The antenna was fabricated, as shown in Figure 4. The cavity is substrate-integrated by a multilayered dielectric board (Rogers RT5880, , ) with the overall dimension of 63.4 mm × 63.4 mm × 12.1 mm (2.1 × 2.1 × 0.4). A 7 × 7 square patch array is etched on the top surfaces of a 3.125 mm thick Rogers RT5880 substrate. A total of seven Rogers RT5880 substrates are assembled together to form the proposed antenna. Since a thick substrate with the height of about 10.5 mm is difficult to manufacture and costly, the gap of FPC between radiator patch and PRS is filled with four separate substrates, three of which are 3.125 mm and one is 1.13 mm high. All of the substrates are tightened with each other by glues and bolts. The stiffness of the antenna is experimentally validated.

Figure 4: The photograph of the fabrication SI-FPC antenna.

In Figure 5, the measured impedance bandwidth is shown larger than 8.3% (9.44–10.26 GHz) for both ports. The resonant frequency shift of 2% between measured and simulated results is due to the fabrication tolerance. Moreover, the simulated and measured isolation between two ports is more than 40 dB throughout the operating bandwidth. The difference between measured and simulated isolation after 9.9 GHz is due to the very low measured signal level at this region, for which the VNA might not be accurate enough to measure signals at such a level (<−50 dB).

Figure 5: Measured and simulated return loss and isolation of the prototype SI-FPC antenna.

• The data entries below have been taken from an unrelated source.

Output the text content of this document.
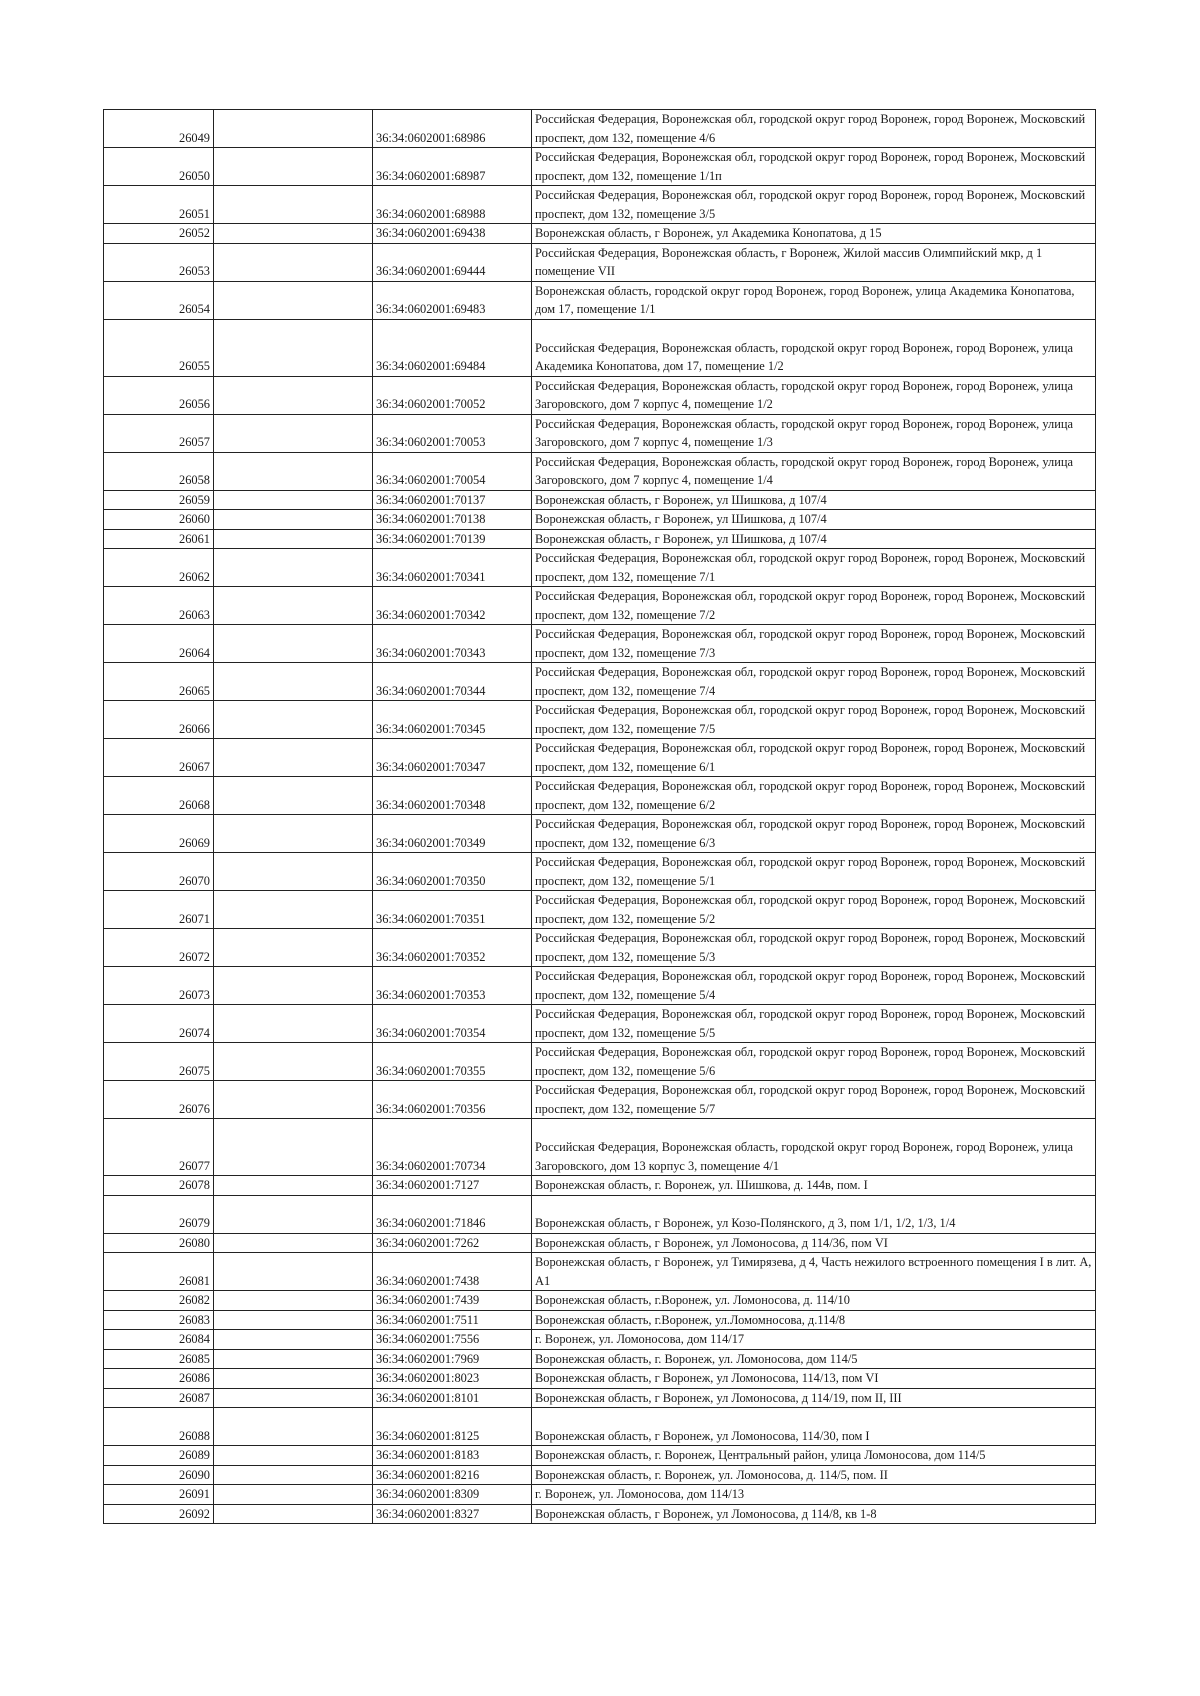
26049		36:34:0602001:68986	Российская Федерация, Воронежская обл, городской округ город Воронеж, город Воронеж, Московский проспект, дом 132, помещение 4/6
26050		36:34:0602001:68987	Российская Федерация, Воронежская обл, городской округ город Воронеж, город Воронеж, Московский проспект, дом 132, помещение 1/1п
26051		36:34:0602001:68988	Российская Федерация, Воронежская обл, городской округ город Воронеж, город Воронеж, Московский проспект, дом 132, помещение 3/5
26052		36:34:0602001:69438	Воронежская область, г Воронеж, ул Академика Конопатова, д 15
26053		36:34:0602001:69444	Российская Федерация, Воронежская область, г Воронеж, Жилой массив Олимпийский мкр, д 1 помещение VII
26054		36:34:0602001:69483	Воронежская область, городской округ город Воронеж, город Воронеж, улица Академика Конопатова, дом 17, помещение 1/1
26055		36:34:0602001:69484	Российская Федерация, Воронежская область, городской округ город Воронеж, город Воронеж, улица Академика Конопатова, дом 17, помещение 1/2
26056		36:34:0602001:70052	Российская Федерация, Воронежская область, городской округ город Воронеж, город Воронеж, улица Загоровского, дом 7 корпус 4, помещение 1/2
26057		36:34:0602001:70053	Российская Федерация, Воронежская область, городской округ город Воронеж, город Воронеж, улица Загоровского, дом 7 корпус 4, помещение 1/3
26058		36:34:0602001:70054	Российская Федерация, Воронежская область, городской округ город Воронеж, город Воронеж, улица Загоровского, дом 7 корпус 4, помещение 1/4
26059		36:34:0602001:70137	Воронежская область, г Воронеж, ул Шишкова, д 107/4
26060		36:34:0602001:70138	Воронежская область, г Воронеж, ул Шишкова, д 107/4
26061		36:34:0602001:70139	Воронежская область, г Воронеж, ул Шишкова, д 107/4
26062		36:34:0602001:70341	Российская Федерация, Воронежская обл, городской округ город Воронеж, город Воронеж, Московский проспект, дом 132, помещение 7/1
26063		36:34:0602001:70342	Российская Федерация, Воронежская обл, городской округ город Воронеж, город Воронеж, Московский проспект, дом 132, помещение 7/2
26064		36:34:0602001:70343	Российская Федерация, Воронежская обл, городской округ город Воронеж, город Воронеж, Московский проспект, дом 132, помещение 7/3
26065		36:34:0602001:70344	Российская Федерация, Воронежская обл, городской округ город Воронеж, город Воронеж, Московский проспект, дом 132, помещение 7/4
26066		36:34:0602001:70345	Российская Федерация, Воронежская обл, городской округ город Воронеж, город Воронеж, Московский проспект, дом 132, помещение 7/5
26067		36:34:0602001:70347	Российская Федерация, Воронежская обл, городской округ город Воронеж, город Воронеж, Московский проспект, дом 132, помещение 6/1
26068		36:34:0602001:70348	Российская Федерация, Воронежская обл, городской округ город Воронеж, город Воронеж, Московский проспект, дом 132, помещение 6/2
26069		36:34:0602001:70349	Российская Федерация, Воронежская обл, городской округ город Воронеж, город Воронеж, Московский проспект, дом 132, помещение 6/3
26070		36:34:0602001:70350	Российская Федерация, Воронежская обл, городской округ город Воронеж, город Воронеж, Московский проспект, дом 132, помещение 5/1
26071		36:34:0602001:70351	Российская Федерация, Воронежская обл, городской округ город Воронеж, город Воронеж, Московский проспект, дом 132, помещение 5/2
26072		36:34:0602001:70352	Российская Федерация, Воронежская обл, городской округ город Воронеж, город Воронеж, Московский проспект, дом 132, помещение 5/3
26073		36:34:0602001:70353	Российская Федерация, Воронежская обл, городской округ город Воронеж, город Воронеж, Московский проспект, дом 132, помещение 5/4
26074		36:34:0602001:70354	Российская Федерация, Воронежская обл, городской округ город Воронеж, город Воронеж, Московский проспект, дом 132, помещение 5/5
26075		36:34:0602001:70355	Российская Федерация, Воронежская обл, городской округ город Воронеж, город Воронеж, Московский проспект, дом 132, помещение 5/6
26076		36:34:0602001:70356	Российская Федерация, Воронежская обл, городской округ город Воронеж, город Воронеж, Московский проспект, дом 132, помещение 5/7
26077		36:34:0602001:70734	Российская Федерация, Воронежская область, городской округ город Воронеж, город Воронеж, улица Загоровского, дом 13 корпус 3, помещение 4/1
26078		36:34:0602001:7127	Воронежская область, г. Воронеж, ул. Шишкова, д. 144в, пом. I
26079		36:34:0602001:71846	Воронежская область, г Воронеж, ул Козо-Полянского, д 3, пом 1/1, 1/2, 1/3, 1/4
26080		36:34:0602001:7262	Воронежская область, г Воронеж, ул Ломоносова, д 114/36, пом VI
26081		36:34:0602001:7438	Воронежская область, г Воронеж, ул Тимирязева, д 4, Часть нежилого встроенного помещения I в лит. А, А1
26082		36:34:0602001:7439	Воронежская область, г.Воронеж, ул. Ломоносова, д. 114/10
26083		36:34:0602001:7511	Воронежская область, г.Воронеж, ул.Ломомносова, д.114/8
26084		36:34:0602001:7556	г. Воронеж, ул. Ломоносова, дом 114/17
26085		36:34:0602001:7969	Воронежская область, г. Воронеж, ул. Ломоносова, дом 114/5
26086		36:34:0602001:8023	Воронежская область, г Воронеж, ул Ломоносова, 114/13, пом VI
26087		36:34:0602001:8101	Воронежская область, г Воронеж, ул Ломоносова, д 114/19, пом II, III
26088		36:34:0602001:8125	Воронежская область, г Воронеж, ул Ломоносова, 114/30, пом I
26089		36:34:0602001:8183	Воронежская область, г. Воронеж, Центральный район, улица Ломоносова, дом 114/5
26090		36:34:0602001:8216	Воронежская область, г. Воронеж, ул. Ломоносова, д. 114/5, пом. II
26091		36:34:0602001:8309	г. Воронеж, ул. Ломоносова, дом 114/13
26092		36:34:0602001:8327	Воронежская область, г Воронеж, ул Ломоносова, д 114/8, кв 1-8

Figure 6 presents the measured gain of both polarizations. The maximum gain is 15.5 dBi at 10.0 GHz for V-polarization (fed by Port1) and 14.9 dBi at 9.8 GHz for H-polarization (fed by Port2). Compared to simulated results, the gain loss of 1 dB is caused by the air-gap and displacement of dielectric sheets during the prototype assembling. The measured 3 dB gain bandwidth of realized gain is about 7.1% (9.5–10.2 GHz). Therefore, the common bandwidth is about 7.1% based on measured results.

Figure 6: Measured and simulated realized gain of the prototype SI-FPC antenna.

Figure 7 presents the measured E-plane and H-plane radiation patterns, V-polarization and H-polarization at 9.8 GHz, which are the frequencies of the maximum gain. The cross-polarization level is better than −25 dB within measured 3 dB beamwidth of 24.1° for E-plane and 21.4° for H-plane. The side lobe level is about −10 dB because of undesired surface wave at the edges of the cavity. The front-to-back ratio of the antenna is about 15 dB.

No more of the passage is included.